Dès la première scène, j’ai su que c’était un film qui allait vouloir faire beaucoup, et qu’il le ferait bien. Je ne me suis pas trompé ! Shara est une très belle leçon de vie, qui réalise la prouesse de n’être pas didactique pour un sou. Bien au contraire, Naomi Kawase, avec son style cinématographique si proche du documentaire, et en même temps très à l’aise avec la construction d’un récit de fiction, propose une œuvre tout à fait marquante sur le deuil, en plein cœur de la cité ancestrale de Nara, au Japon (dont elle est originaire, à tout hasard).

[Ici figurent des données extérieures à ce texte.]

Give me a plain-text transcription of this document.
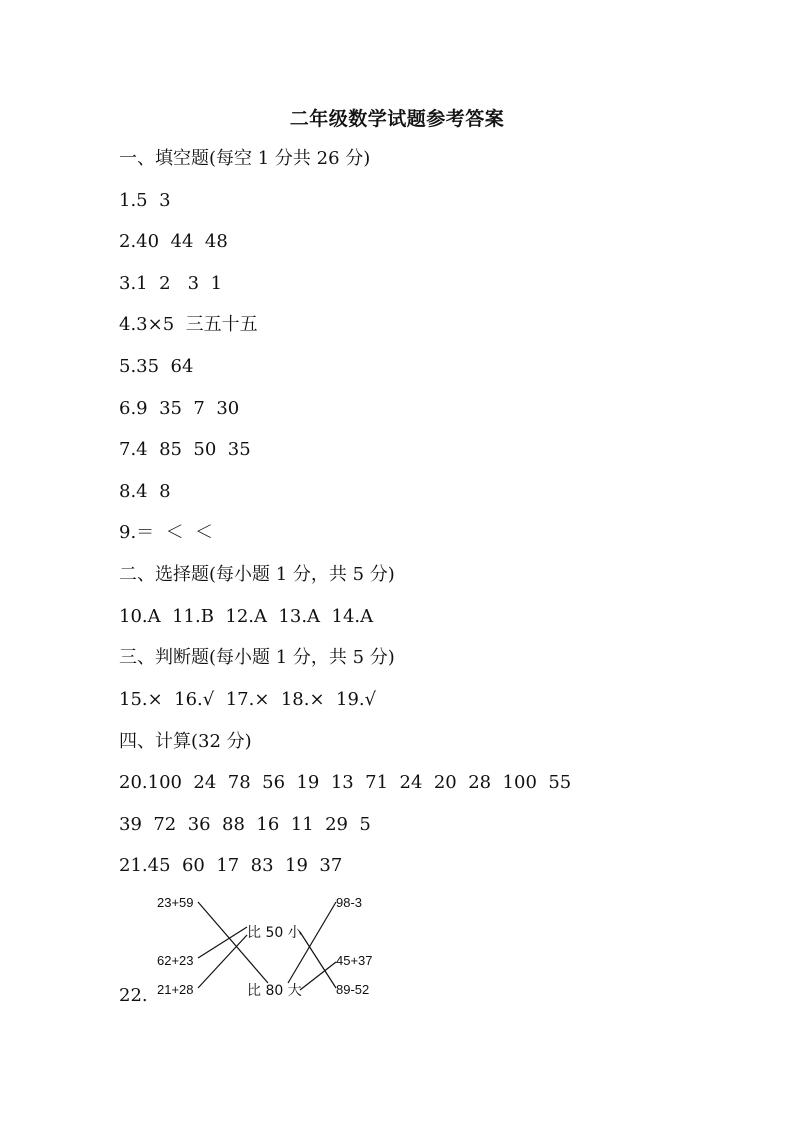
二年级数学试题参考答案
一、填空题(每空 1 分共 26 分)
1.5  3
2.40  44  48
3.1  2   3  1
4.3×5  三五十五
5.35  64
6.9  35  7  30
7.4  85  50  35
8.4  8
9.＝  ＜  ＜
二、选择题(每小题 1 分，共 5 分)
10.A  11.B  12.A  13.A  14.A
三、判断题(每小题 1 分，共 5 分)
15.×  16.√  17.×  18.×  19.√
四、计算(32 分)
20.100  24  78  56  19  13  71  24  20  28  100  55
39  72  36  88  16  11  29  5
21.45  60  17  83  19  37
23+59
62+23
21+28
比 50 小
比 80 大
98-3
45+37
89-52
22.
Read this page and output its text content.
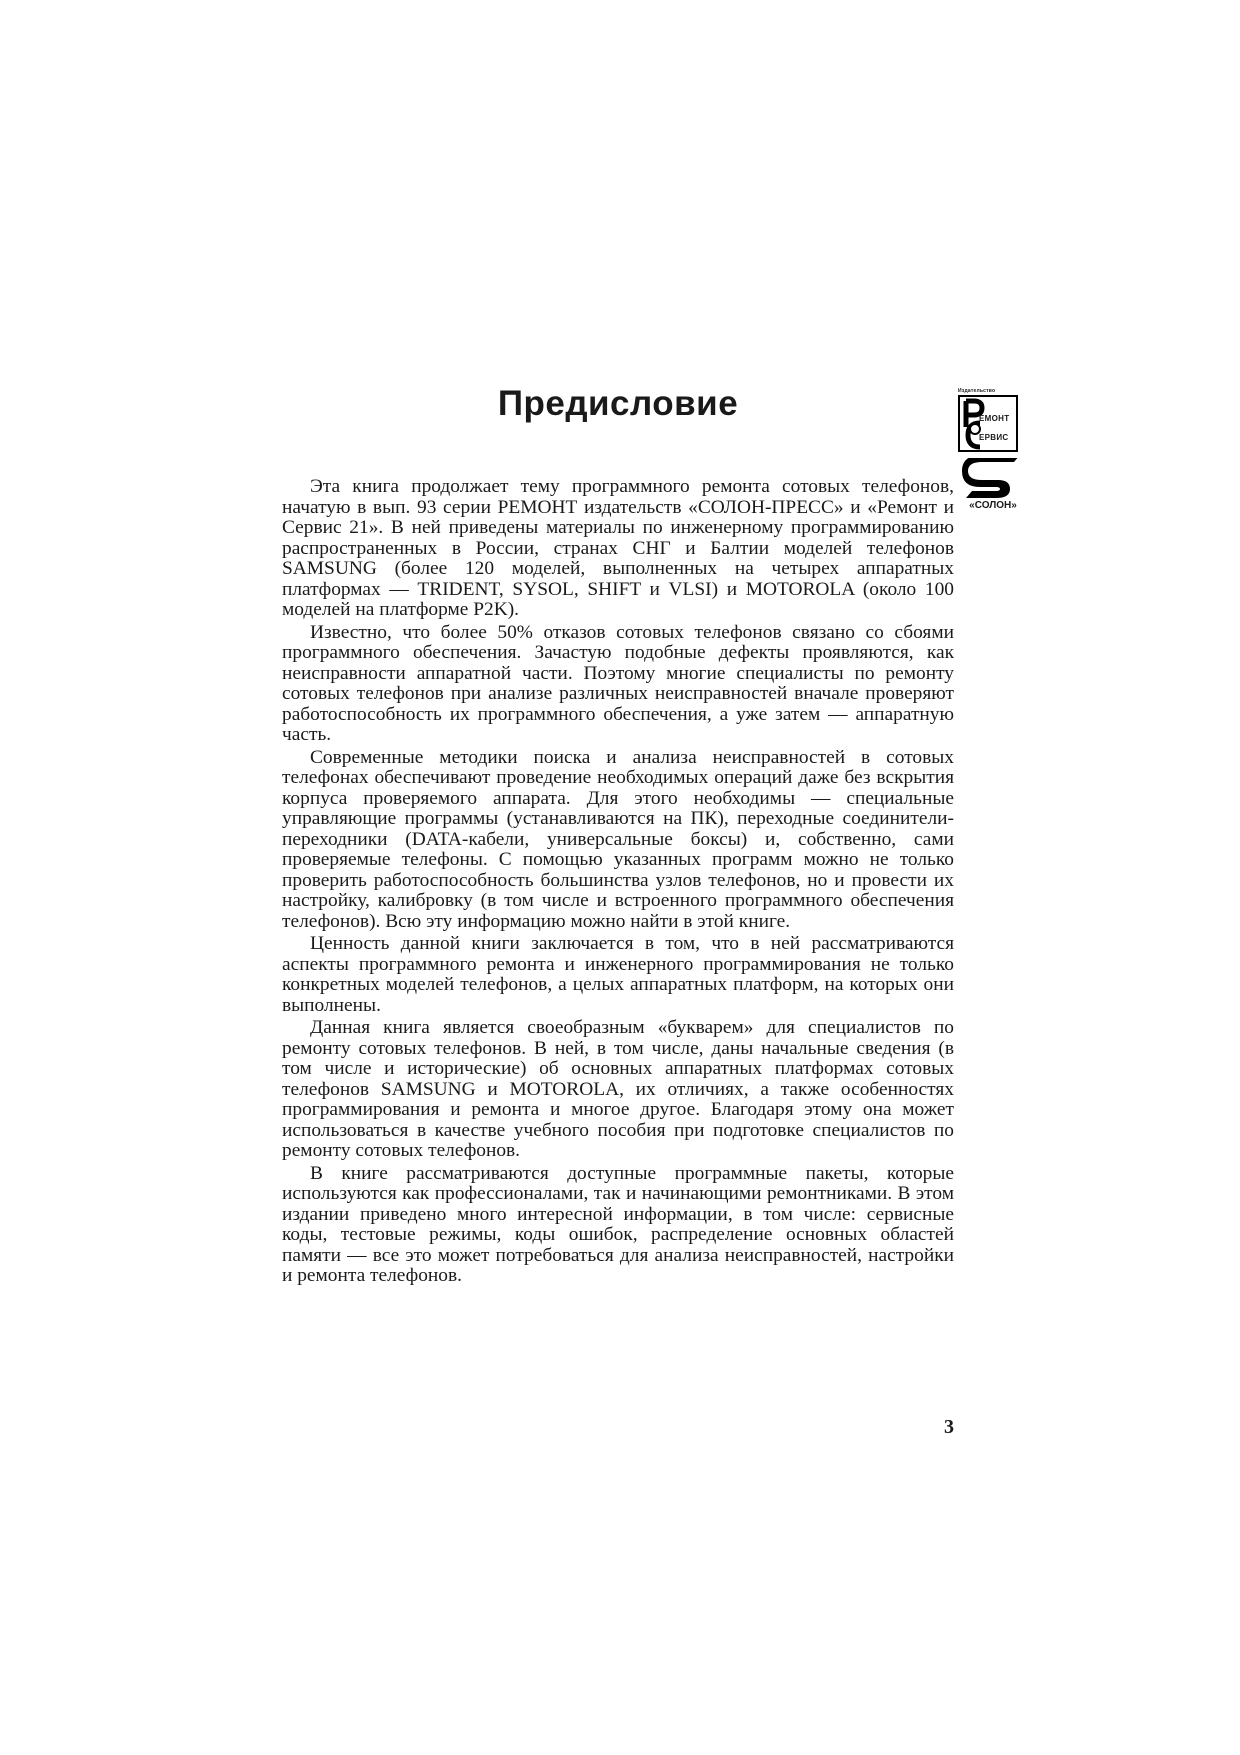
Предисловие	Издательство
ЕМОНТ
ЕРВИС
«СОЛОН»

Эта книга продолжает тему программного ремонта сотовых телефонов, начатую в вып. 93 серии РЕМОНТ издательств «СОЛОН-ПРЕСС» и «Ремонт и Сервис 21». В ней приведены материалы по инженерному программированию распространенных в России, странах СНГ и Балтии моделей телефонов SAMSUNG (более 120 моделей, выполненных на четырех аппаратных платформах — TRIDENT, SYSOL, SHIFT и VLSI) и MOTOROLA (около 100 моделей на платформе P2K).

Известно, что более 50% отказов сотовых телефонов связано со сбоями программного обеспечения. Зачастую подобные дефекты проявляются, как неисправности аппаратной части. Поэтому многие специалисты по ремонту сотовых телефонов при анализе различных неисправностей вначале проверяют работоспособность их программного обеспечения, а уже затем — аппаратную часть.

Современные методики поиска и анализа неисправностей в сотовых телефонах обеспечивают проведение необходимых операций даже без вскрытия корпуса проверяемого аппарата. Для этого необходимы — специальные управляющие программы (устанавливаются на ПК), переходные соединители-переходники (DATA-кабели, универсальные боксы) и, собственно, сами проверяемые телефоны. С помощью указанных программ можно не только проверить работоспособность большинства узлов телефонов, но и провести их настройку, калибровку (в том числе и встроенного программного обеспечения телефонов). Всю эту информацию можно найти в этой книге.

Ценность данной книги заключается в том, что в ней рассматриваются аспекты программного ремонта и инженерного программирования не только конкретных моделей телефонов, а целых аппаратных платформ, на которых они выполнены.

Данная книга является своеобразным «букварем» для специалистов по ремонту сотовых телефонов. В ней, в том числе, даны начальные сведения (в том числе и исторические) об основных аппаратных платформах сотовых телефонов SAMSUNG и MOTOROLA, их отличиях, а также особенностях программирования и ремонта и многое другое. Благодаря этому она может использоваться в качестве учебного пособия при подготовке специалистов по ремонту сотовых телефонов.

В книге рассматриваются доступные программные пакеты, которые используются как профессионалами, так и начинающими ремонтниками. В этом издании приведено много интересной информации, в том числе: сервисные коды, тестовые режимы, коды ошибок, распределение основных областей памяти — все это может потребоваться для анализа неисправностей, настройки и ремонта телефонов.

3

Partant d’un scénario assez classique, mais suffisamment cryptique pour conserver un voile mystérieux qui couvrira par la suite le reste du film, la cinéaste délaye avec une très grande délicatesse et une subtilité analogue de très belles réflexions touchant à la mort, au deuil et à son dépassement, aux origines et à la religion.


C’est en effet à Nara que se passe l’action de Shara, très vieille ville japonaise qui fut jadis un temps la capitale de l’archipel. Très empreinte de bouddhisme, c’est cette religion qui axe en quelque sorte les deux événements « marquants » du film, à travers la fête traditionnelle organisée en l’honneur du dieu Jizo : c’est à ce moment-là que Kei, le frère de Shu disparaît ; c’est également lors de cette fête, quelques années plus tard, que ce ravissement étrange sera finalement accepté et supplanté par Shu et ses parents.


Kawase m’a beaucoup impressionné par sa façon de canaliser les émotions, ses émotions. Elle n’expose pas de façon tapageuse, sensationnaliste, l’action de son récit (alors que c’eût été une voie envisageable), mais préfère jouer avec les non-dits, les silences, les dialogues très intimistes qui excluent momentanément certains personnages de l’équation. Pour autant, elle ne tombe pas non plus dans le travers inverse, qui aurait été de tout miser sur le naturalisme de sa caméra : un choix qui se serait sans doute répercuté de manière néfaste sur l’émotion du film.


Pour faire simple, disons que l’on sent toujours que l’on est face à une fiction, mais que cette impression s’efface à des moments très propices pour révéler avec d’autant plus de force toute la beauté de certaines situations : je pense à la splendide scène du festival de Batsara, bien sûr, entrecoupée d’une averse dont la poésie m’a arraché quelques larmes (les mouvements cadencés de la caméra suivent ceux de la danse, tout en s'en libérant ponctuellement), mais aussi aux derniers moments du film, dont j’ai lu ailleurs qu’elle pouvait peut-être faire allusion au vagabondage de l’âme du frère de Shu, en plus d’ancrer l’œuvre dans une temporalité circulaire lourde de sens sur le plan symbolique.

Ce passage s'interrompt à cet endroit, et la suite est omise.